Remercions aussi les Fondations , organismes et entreprises qui nous soutiennent , que ce soit financièrement ou en passant de grosses commandes pour nous. Grâce à ces partenaires, nous pouvons faire bénéficier nos publics d’un stock important, continu et renouvelé de produits de première nécessité , alimentation de base et produits pour jeunes enfants.
… Et financiers
Mentionnons ici nos amis et partenaires de la Voix de l’Enfant, mais aussi THSN -Generali , ainsi que Caritas et la Fondation de France.
De nouveaux partenaires de coopération
Enfin, nous trouvons des coopérations et des services mutuels , localement; ainsi l’association des musulmans de Chilly, nous donne des denrées de base et nous les pourvoyons en produits petite enfance; des commerces locaux nous donnent des produits en fin de validité; remercions le magasin bio , Terre et Sens; mais aussi le grossiste « en froid » POMONA; ainsi que nos amis d’Animakt qui nous font bénéficier d’une part de leur approvisionnement en fruits/ légumes depuis Rungis.
Mentionnons également parmi les échanges et les aides matérielles, l’association Amélior de Montreuil qui nous a apporté viande et produits frais.
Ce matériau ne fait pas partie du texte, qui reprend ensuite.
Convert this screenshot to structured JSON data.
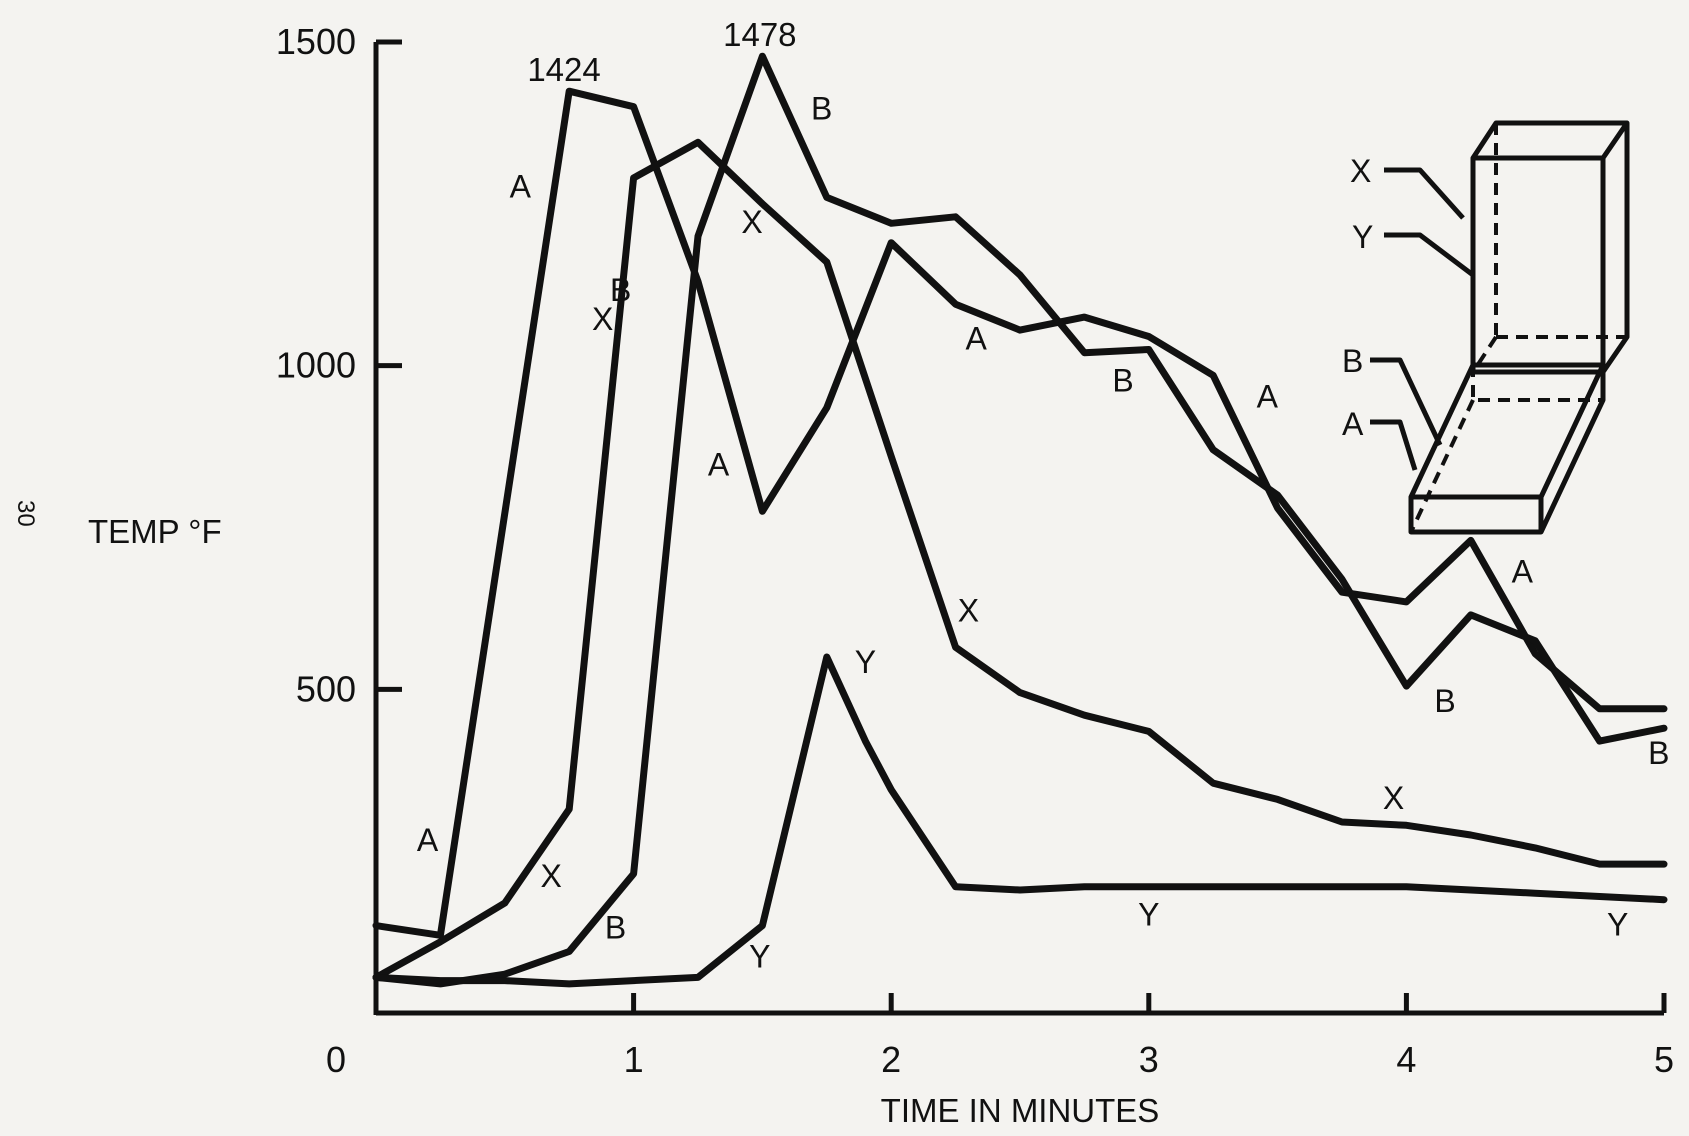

Il ne faudrait pas oublier pour autant les soutiens militants et les forts encouragements que nous recevons de nos réseaux, comme celui de la Fédération régionale des MJC.
ET PENDANT CE TEMPS LA, AU JARDIN …
Et oui, il n’y a pas que le confinement, et ses conséquences, en ce moment; la nature poursuit son œuvre.
Il n’a échappé à personne que c’est le printemps (ou bien l’été!)
Du coup pas question que nos jardins attendent; que ce soit celui de Saulx ou de le Jardin des Robinsons de Bel Air.
Les travaux doivent continuer; on sème, on plante, on repique, on désherbe …
Et c’est Joran, pour notre association, en attendant que des groupes puissent le rejoindre qui fait en sorte que lorsque le confinement finira;.. le jardin sera à jour, et prêt à recevoir et accueillir, enfants, familles et groupes.